Chapter 5: Regularization
In logistic regression, there are three ways that an algorithm might try to fit the data. Two of these fits are undesired (Underfitting and Overfitting).
Underfitting is when a straight line fitted on the data causing the model to have high bias, unable to fit the training set well.
Overfitting: If we have too many features, the learned hypothesis may fit the training set very well, but fail to generalize to new examples or the test data. This is also referred to as a model with high variance.
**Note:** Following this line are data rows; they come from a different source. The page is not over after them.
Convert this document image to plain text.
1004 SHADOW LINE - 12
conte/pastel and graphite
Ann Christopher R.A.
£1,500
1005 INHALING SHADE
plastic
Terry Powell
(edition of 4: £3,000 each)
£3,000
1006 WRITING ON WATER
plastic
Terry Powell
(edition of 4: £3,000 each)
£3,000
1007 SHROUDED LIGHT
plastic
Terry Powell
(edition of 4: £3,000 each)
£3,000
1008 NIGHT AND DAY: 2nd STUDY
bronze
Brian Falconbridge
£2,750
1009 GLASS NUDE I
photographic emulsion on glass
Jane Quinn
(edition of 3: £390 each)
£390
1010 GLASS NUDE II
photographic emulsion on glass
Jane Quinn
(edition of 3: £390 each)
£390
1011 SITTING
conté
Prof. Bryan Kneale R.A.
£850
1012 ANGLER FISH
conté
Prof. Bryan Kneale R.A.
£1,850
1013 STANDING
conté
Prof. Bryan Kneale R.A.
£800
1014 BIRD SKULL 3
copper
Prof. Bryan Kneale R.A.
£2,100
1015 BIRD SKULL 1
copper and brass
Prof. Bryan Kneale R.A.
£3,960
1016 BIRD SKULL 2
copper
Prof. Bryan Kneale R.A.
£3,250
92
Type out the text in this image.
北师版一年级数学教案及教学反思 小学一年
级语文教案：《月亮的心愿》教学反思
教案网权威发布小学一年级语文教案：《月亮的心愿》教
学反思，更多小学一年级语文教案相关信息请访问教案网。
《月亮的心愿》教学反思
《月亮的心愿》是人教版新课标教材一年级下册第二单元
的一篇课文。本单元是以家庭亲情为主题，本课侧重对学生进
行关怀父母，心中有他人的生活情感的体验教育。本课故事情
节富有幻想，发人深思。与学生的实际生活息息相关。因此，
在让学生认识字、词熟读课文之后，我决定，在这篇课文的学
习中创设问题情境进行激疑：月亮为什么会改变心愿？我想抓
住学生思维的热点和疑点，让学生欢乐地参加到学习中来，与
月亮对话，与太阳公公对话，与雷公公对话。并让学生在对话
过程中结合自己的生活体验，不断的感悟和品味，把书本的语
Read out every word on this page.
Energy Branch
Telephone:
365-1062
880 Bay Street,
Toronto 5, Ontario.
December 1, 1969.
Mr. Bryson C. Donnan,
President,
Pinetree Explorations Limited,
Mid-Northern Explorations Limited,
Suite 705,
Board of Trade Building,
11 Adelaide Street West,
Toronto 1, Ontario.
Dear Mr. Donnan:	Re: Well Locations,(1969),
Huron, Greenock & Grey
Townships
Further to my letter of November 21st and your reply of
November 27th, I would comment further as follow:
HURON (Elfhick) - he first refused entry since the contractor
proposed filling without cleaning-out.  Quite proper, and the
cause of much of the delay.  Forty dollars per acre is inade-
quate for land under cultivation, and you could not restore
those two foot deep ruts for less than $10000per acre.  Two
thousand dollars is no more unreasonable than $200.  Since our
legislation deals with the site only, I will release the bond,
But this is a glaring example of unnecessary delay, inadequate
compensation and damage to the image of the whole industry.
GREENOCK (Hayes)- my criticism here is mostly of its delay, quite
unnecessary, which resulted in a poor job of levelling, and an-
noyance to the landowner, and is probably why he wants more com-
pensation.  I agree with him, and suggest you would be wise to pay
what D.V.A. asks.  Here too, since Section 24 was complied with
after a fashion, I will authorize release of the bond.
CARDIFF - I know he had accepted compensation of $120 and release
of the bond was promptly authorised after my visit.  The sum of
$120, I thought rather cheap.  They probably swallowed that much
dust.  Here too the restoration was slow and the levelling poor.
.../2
This can sometimes can occur when we have too many features in the training dataset.
Addressing overfitting:
- Reduce number of features (manually and automatically)
- Regularization (keep all features but reduce value of parameters; this works well with datasets that have a lot features that are all contributing to predict the labels.)
Smaller values to the parameters produces smoother and simpler hypothesis curve, which is desired when having high-order degree polynomial hypothesis. This enable for less over-fitting.
If regularization parameter is too large, the algorithm results in under-fitting (fails to fit even the training dataset). This happens because the first parameters are also being penalized which produces a hypothesis to be equal or close to the first parameter, which renders an arbitrary straight line through the data. In other words, the model has a preconception that the hypothesis relies heavily on the first parameter.
In the normal equation, regularization also takes care of the non-invertible issue when there may be more features than examples in a training dataset.
Simple logistic regression is only able to find a linear decision boundary. For such cases where the data needs a non-linear hypothesis curve, one way to solve this is to use higher order polynomial features with regularization.
It is important to note that when implementing regularization, the first parameter is left untouched as modifying it might introduce some problem when creating the decision boundary.